Ezekiel 4:1

Inleiding

Ezechiël 4 is een vervolg op een gedeelte dat in Ezechiël 3:22 begint. Ezechiël moet in zijn huis blijven en zijn tong zal aan zijn gehemelte kleven. Hij kan niet vrij onder de ballingen verkeren en mensen waarschuwen. In zijn huis moet hij verschillende symbolische handelingen verrichten om zijn boodschap voor te stellen. Daarin laat hij zien wat er met Jeruzalem zal gebeuren. De HEERE heeft daarmee meerdere doelen:

1. Hij wil de ballingen hierdoor tot nadenken bewegen, opdat ze tot inkeer komen.

2. Hij wil de ballingen hierdoor duidelijk maken dat zij niet op korte termijn zullen terugkeren naar Jeruzalem. De koning van Babel, Nebukadrezar, zal Jeruzalem innemen.

3. De profeet wordt hierdoor met het volk vereenzelvigd en voelt wat zij voelen wanneer Gods tucht over hen komt. Een dienaar van God die zelf lijdt, is veel beter in staat om hen die hetzelfde lijden ondergaan, te begrijpen en te waarschuwen.

De belegering van Jeruzalem uitgebeeld

Ezechiël, weer “mensenkind” genoemd, moet een tegel nemen en daar Jeruzalem op tekenen (Ez 4:1). Hij mag niet spreken, maar hij kan wel communiceren met zijn handen. De tegel die hij moet gebruiken, is een kleitafel, het gewone schrijfmateriaal van de Babyloniërs. Om er goed op te kunnen tekenen moet Ezechiël die vóór zich neerleggen, want hij moet zich goed op de tekening concentreren.

Vervolgens moet hij op de tekening aangeven hoe Jeruzalem belegerd zal worden (Ez 4:2). Hij moet het beleg voor de stad slaan, de stad dus belegeren. De HEERE geeft hem nauwgezette instructies hoe hij dat moet doen. Hij moet er “een schans”, dat is een aanvalstoren, tegen bouwen, er “een belegeringsdam” tegenaan werpen, “legerkampen” ertegen opstellen en rond de hele stad “stormrammen” ertegen inzetten. De mensen zullen zich rondom hem hebben verzameld en hebben begrepen wat hij uitbeeldt.

Als de tekening klaar is, moet Ezechiël “een ijzeren bakplaat” nemen, dat is een plaat waarop men brood bakt (Ez 4:3; Lv 2:5). De bakplaat is een gewoon gebruiksvoorwerp dat meestal van aardewerk is gemaakt. Een ijzeren bakplaat is in die tijd een uniek voorwerp. Die ijzeren plaat moet hij tussen zich en de stad zetten die hij zojuist heeft getekend. De plaat symboliseert “een ijzeren muur” en stelt de scheiding tussen God en Zijn volk voor die het volk veroorzaakt heeft door hun zonden (Js 59:2).

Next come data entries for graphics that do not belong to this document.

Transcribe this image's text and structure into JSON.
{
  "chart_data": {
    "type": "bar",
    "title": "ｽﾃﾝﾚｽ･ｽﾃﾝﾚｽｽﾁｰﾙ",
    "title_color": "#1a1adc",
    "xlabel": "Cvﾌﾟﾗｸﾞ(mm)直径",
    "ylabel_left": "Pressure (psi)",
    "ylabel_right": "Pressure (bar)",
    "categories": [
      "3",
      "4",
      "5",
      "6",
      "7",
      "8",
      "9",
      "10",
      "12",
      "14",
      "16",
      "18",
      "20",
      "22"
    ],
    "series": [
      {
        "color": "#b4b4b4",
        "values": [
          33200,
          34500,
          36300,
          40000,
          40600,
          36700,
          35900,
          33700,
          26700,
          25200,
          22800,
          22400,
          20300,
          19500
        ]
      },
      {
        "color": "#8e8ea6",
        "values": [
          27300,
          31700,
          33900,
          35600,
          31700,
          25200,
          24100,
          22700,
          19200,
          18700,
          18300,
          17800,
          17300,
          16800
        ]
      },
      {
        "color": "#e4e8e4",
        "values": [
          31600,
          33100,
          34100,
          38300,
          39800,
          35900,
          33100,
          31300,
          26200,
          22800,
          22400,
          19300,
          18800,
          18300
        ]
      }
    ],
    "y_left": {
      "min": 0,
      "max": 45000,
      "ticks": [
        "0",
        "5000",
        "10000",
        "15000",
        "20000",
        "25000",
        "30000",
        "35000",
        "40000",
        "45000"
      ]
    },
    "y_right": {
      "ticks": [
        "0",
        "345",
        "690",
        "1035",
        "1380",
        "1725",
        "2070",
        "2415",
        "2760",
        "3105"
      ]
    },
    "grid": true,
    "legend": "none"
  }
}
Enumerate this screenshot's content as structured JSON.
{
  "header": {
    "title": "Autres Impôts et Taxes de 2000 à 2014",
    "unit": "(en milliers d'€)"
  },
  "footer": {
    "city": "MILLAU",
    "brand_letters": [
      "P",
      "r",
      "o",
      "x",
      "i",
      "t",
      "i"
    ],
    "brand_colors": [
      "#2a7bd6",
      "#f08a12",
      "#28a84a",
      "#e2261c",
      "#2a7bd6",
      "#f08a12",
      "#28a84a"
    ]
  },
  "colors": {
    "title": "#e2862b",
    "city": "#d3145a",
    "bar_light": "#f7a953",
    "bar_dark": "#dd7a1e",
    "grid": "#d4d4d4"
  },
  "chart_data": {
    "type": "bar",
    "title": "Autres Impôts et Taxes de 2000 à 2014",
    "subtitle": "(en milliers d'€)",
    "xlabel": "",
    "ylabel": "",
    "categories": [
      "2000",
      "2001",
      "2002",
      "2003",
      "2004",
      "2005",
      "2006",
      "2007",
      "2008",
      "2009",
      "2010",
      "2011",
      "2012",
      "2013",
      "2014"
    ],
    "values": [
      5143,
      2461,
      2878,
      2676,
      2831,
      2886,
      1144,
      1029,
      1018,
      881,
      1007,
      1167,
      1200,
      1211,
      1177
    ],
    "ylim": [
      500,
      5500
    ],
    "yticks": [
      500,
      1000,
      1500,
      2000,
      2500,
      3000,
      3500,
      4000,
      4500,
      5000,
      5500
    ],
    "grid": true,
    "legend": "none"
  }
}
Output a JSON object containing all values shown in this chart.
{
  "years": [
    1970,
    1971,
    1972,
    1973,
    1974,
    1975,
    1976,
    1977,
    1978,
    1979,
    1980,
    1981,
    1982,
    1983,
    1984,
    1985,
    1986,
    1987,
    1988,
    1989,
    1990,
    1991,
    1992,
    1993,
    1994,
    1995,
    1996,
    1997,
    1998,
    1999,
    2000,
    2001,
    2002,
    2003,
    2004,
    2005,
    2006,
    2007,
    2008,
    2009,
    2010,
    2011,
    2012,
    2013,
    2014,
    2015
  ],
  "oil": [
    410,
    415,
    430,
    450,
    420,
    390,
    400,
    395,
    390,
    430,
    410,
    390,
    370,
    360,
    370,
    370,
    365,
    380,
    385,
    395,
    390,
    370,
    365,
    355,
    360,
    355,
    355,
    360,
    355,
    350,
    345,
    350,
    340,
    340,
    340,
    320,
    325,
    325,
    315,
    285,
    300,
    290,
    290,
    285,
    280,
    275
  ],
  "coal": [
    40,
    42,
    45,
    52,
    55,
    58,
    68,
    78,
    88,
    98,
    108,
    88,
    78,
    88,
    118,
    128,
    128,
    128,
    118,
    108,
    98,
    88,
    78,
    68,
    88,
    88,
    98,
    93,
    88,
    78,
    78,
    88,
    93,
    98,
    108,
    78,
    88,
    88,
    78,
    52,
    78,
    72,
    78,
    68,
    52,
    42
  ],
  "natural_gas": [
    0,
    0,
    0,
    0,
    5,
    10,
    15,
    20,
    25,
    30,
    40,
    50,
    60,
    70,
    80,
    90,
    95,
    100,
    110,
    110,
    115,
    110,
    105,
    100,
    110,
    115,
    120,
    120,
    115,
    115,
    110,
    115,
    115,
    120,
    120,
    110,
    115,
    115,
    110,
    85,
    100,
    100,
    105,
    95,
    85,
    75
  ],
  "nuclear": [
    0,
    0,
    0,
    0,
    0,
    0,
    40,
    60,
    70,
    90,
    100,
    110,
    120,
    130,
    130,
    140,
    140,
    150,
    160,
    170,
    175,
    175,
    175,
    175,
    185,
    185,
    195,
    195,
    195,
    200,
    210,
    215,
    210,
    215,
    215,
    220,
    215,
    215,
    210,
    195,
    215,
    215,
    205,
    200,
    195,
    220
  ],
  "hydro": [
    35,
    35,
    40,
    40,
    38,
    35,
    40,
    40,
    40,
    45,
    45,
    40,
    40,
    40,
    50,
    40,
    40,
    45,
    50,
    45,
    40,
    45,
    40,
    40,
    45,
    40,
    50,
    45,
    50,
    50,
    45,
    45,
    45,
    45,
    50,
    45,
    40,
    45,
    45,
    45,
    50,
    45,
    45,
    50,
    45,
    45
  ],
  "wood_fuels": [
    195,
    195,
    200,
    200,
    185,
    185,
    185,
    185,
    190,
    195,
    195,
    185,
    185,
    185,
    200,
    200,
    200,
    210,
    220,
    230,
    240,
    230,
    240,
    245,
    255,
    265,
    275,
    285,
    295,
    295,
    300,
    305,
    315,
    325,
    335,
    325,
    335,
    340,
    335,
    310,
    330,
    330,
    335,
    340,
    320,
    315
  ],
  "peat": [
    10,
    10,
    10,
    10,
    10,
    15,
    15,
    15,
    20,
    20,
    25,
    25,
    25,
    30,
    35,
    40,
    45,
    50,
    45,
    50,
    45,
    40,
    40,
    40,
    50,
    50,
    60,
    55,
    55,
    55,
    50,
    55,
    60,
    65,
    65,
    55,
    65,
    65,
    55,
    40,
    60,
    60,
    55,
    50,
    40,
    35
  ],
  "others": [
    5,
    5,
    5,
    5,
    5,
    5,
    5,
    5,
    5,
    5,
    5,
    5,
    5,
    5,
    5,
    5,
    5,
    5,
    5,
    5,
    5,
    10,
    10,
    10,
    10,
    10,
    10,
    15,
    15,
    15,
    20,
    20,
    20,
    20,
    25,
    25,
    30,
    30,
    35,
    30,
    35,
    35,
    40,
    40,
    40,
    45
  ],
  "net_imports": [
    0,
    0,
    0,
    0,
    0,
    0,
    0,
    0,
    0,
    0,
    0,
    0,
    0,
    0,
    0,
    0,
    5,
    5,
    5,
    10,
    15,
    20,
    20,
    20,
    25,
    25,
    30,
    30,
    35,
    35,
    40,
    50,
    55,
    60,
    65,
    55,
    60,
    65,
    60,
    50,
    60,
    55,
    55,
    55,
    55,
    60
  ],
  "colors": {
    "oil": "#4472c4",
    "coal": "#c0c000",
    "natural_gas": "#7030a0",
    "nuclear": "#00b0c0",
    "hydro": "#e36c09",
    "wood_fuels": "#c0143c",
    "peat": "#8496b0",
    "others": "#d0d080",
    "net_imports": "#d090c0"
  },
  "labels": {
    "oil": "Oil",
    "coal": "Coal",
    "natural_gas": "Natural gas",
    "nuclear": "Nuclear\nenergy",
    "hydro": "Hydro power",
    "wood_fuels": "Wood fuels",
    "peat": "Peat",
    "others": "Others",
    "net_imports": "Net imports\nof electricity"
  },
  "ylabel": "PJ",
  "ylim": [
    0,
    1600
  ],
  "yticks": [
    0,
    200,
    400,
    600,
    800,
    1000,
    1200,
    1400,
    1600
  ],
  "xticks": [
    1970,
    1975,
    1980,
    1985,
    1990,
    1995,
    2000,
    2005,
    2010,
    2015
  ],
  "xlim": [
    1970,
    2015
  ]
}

Dan geeft de HEERE Ezechiël de opdracht zijn blik vast op de stad te richten. De blik is een blik vol dreiging. Zoals Ezechiël naar zijn tekening kijkt, kijkt de HEERE naar de stad. Alle gebeden uit de stad dringen niet door tot de hemel. Ze worden tegengehouden door de ijzeren plaat. De band met God is afgesneden, Hij levert Jeruzalem uit aan de vijand.

Terwijl Ezechiël tekent, is het alsof hij zelf de stad belegert. Dat is in zekere zin ook zo. De vijand zal dit wel met de stad doen, maar het is in werkelijkheid God Zelf Die in en door de vijand de stad belegert en daarmee Zijn toorn over de stad brengt. Door de opdracht aan Ezechiël om dit uit te tekenen laat Hij hem beleven wat Hij met de stad gaat doen (vgl. Lk 19:43). Tevens is zijn tekening “een teken voor het huis van Israël”.

Een teken is nodig als woorden niet meer worden gehoord. Valse profeten in Jeruzalem verkondigen dat de ballingen binnenkort zullen terugkeren naar Jeruzalem (Jr 28:2-4). Ook zijn er profeten die profeteren dat Jeruzalem geen zwaard zal zien en geen honger zal krijgen (Jr 14:13-16; Jr 23:16-17). God heeft anders gesproken. De ballingen kunnen, als ze openstaan voor dit teken, zien wat er met Jeruzalem gaat gebeuren.